Heinz fined $2.25m for sugary toddler snack
The Federal Court has ordered Heinz to pay $2.25 million for its misleading marketing of Heinz Little Kids Shredz, a decision which is strongly supported by the Obesity Policy Coalition (OPC).
After the OPC’s complaint in 2015, the Australian Competition and Consumer Commission (ACCC) launched legal action against Heinz on the basis that its Shredz products were positioned as a healthy snack for toddlers, but actually contained up to 68% sugar.
In March this year, the Court ruled these health claims were misleading, which has resulted in a $2.25 million penalty. However, this is significantly less than the $10 million penalty the ACCC sought.
“The Heinz Group is one of the largest food companies in the world. We will continue to advocate for stronger penalties to deter large companies from engaging in serious contraventions of Australia’s consumer laws, particularly now that parliament has passed legislation substantially increasing the maximum penalties for breaches of the ACL,” ACCC Chair Rod Sims said.

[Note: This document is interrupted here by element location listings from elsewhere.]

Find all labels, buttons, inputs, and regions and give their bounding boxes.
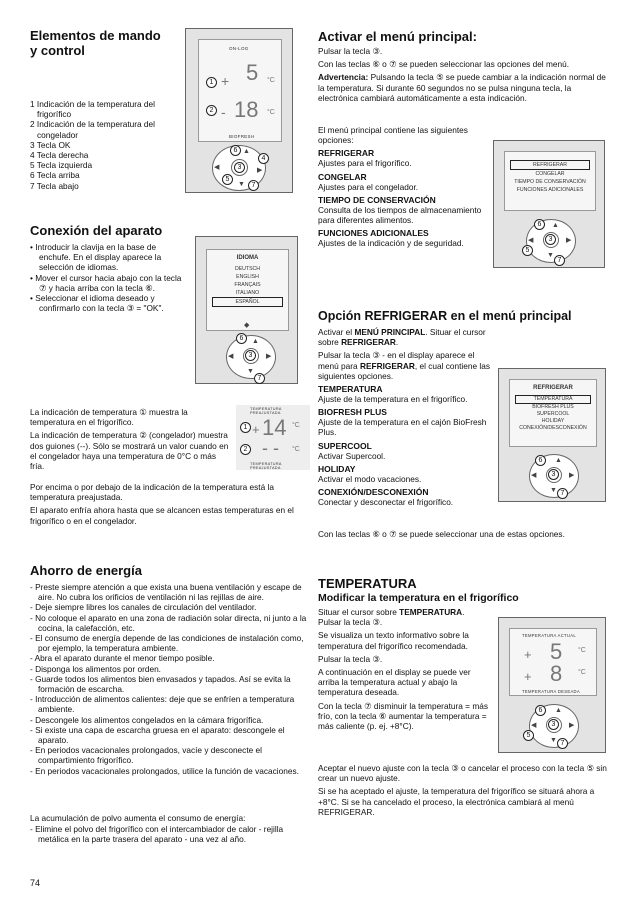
main-menu-p3 xyxy=(318,72,608,103)
refrigerar-option-desc: Ajuste de la temperatura en el cajón BioFresh Plus. xyxy=(318,417,487,438)
energy-item: - Introducción de alimentos calientes: deje que se enfríen a temperatura ambiente. xyxy=(30,694,310,714)
preset-temp-figure xyxy=(236,405,310,470)
temp-indication-p2: La indicación de temperatura ② (congelador) muestra dos guiones (--). Sólo se mostrará un valor cuando en el congelador haya una temperatura de 0°C o más fría. xyxy=(30,430,229,472)
main-menu-p1: Pulsar la tecla ③. xyxy=(318,46,383,56)
energy-item: - Deje siempre libres los canales de circulación del ventilador. xyxy=(30,602,310,612)
temperatura-p3: Pulsar la tecla ③. xyxy=(318,653,383,664)
arrow-right-icon: ▶ xyxy=(266,353,272,360)
desired-sign: + xyxy=(524,669,532,684)
option-desc: Consulta de los tiempos de almacenamiento para diferentes alimentos. xyxy=(318,204,482,226)
arrow-up-icon: ▲ xyxy=(555,457,562,464)
callout-7: 7 xyxy=(557,488,568,499)
callout-3: 3 xyxy=(548,469,559,480)
temperatura-p5: Con la tecla ⑦ disminuir la temperatura = más frío, con la tecla ⑥ aumentar la temperatura = más caliente (p. ej. +8°C). xyxy=(318,700,488,732)
arrow-right-icon: ▶ xyxy=(257,167,263,174)
refrigerar-option-desc: Ajuste de la temperatura en el frigorífico. xyxy=(318,394,468,405)
actual-sign: + xyxy=(524,647,532,662)
refrigerar-option-name: SUPERCOOL xyxy=(318,440,372,451)
main-menu-item[interactable]: FUNCIONES ADICIONALES xyxy=(516,187,584,193)
connection-step: • Seleccionar el idioma deseado y confirmarlo con la tecla ③ = "OK". xyxy=(30,293,188,313)
energy-item: - En periodos vacacionales prolongados, utilice la función de vacaciones. xyxy=(30,766,310,776)
main-menu-warning-text: Pulsando la tecla ⑤ se puede cambiar a la indicación normal de la temperatura. Si durante 60 segundos no se pulsa ninguna tecla, la electrónica cambiará automáticamente a esta indicación. xyxy=(318,72,606,103)
controls-item: 2 Indicación de la temperatura del congelador xyxy=(30,119,155,140)
connection-step: • Introducir la clavija en la base de enchufe. En el display aparece la selección de idiomas. xyxy=(30,242,188,273)
main-menu-p4: El menú principal contiene las siguientes opciones: xyxy=(318,125,468,146)
arrow-down-icon: ▼ xyxy=(550,737,557,744)
main-menu-item[interactable]: CONGELAR xyxy=(535,171,565,177)
arrow-left-icon: ◀ xyxy=(531,472,537,479)
display-bottom-label: BIOFRESH xyxy=(229,134,255,139)
refrigerar-screen-title: REFRIGERAR xyxy=(533,385,573,391)
temperatura-p1-bold: TEMPERATURA xyxy=(399,607,463,617)
refrigerar-item[interactable]: CONEXIÓN/DESCONEXIÓN xyxy=(519,425,587,431)
desired-temp-label: TEMPERATURA DESEADA xyxy=(522,689,580,694)
main-menu-warning-label: Advertencia: xyxy=(318,72,369,83)
arrow-down-icon: ▼ xyxy=(247,368,254,375)
refrigerar-p1-pre: Activar el xyxy=(318,327,355,337)
energy-item: - En periodos vacacionales prolongados, vacíe y desconecte el compartimiento frigorífico. xyxy=(30,745,310,765)
temperatura-screen xyxy=(509,628,597,696)
callout-5: 5 xyxy=(222,174,233,185)
callout-3: 3 xyxy=(545,234,556,245)
energy-item: - No coloque el aparato en una zona de radiación solar directa, ni junto a la cocina, la calefacción, etc. xyxy=(30,613,310,633)
desired-temperature: 8 xyxy=(550,661,563,686)
option-desc: Ajustes de la indicación y de seguridad. xyxy=(318,238,464,249)
energy-dust-intro: La acumulación de polvo aumenta el consumo de energía: xyxy=(30,813,246,823)
refrigerar-p-end: Con las teclas ⑥ o ⑦ se puede seleccionar una de estas opciones. xyxy=(318,529,565,539)
refrigerar-screen xyxy=(509,379,597,447)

While OPC Executive Manager Jane Martin welcomed the decision, she said some food products continue to be misrepresented as healthy options for children.
“Food manufacturers should be held to account over the claims they are making to consumers about products for children that are high in sugar,” she said.
"Clearly labelling ‘added sugar’ on the packaging will help parents cut through the marketing spin when they’re choosing healthy snacks for their children.”
The World Health Organization recommends foods containing added sugar, including fruit juice concentrate, should ideally be no more than 5% of a person’s daily energy intake. Martin also said the OPC wants the Health Star Rating System to recognise fruit-sourced sugar as sugar, and rate products accordingly.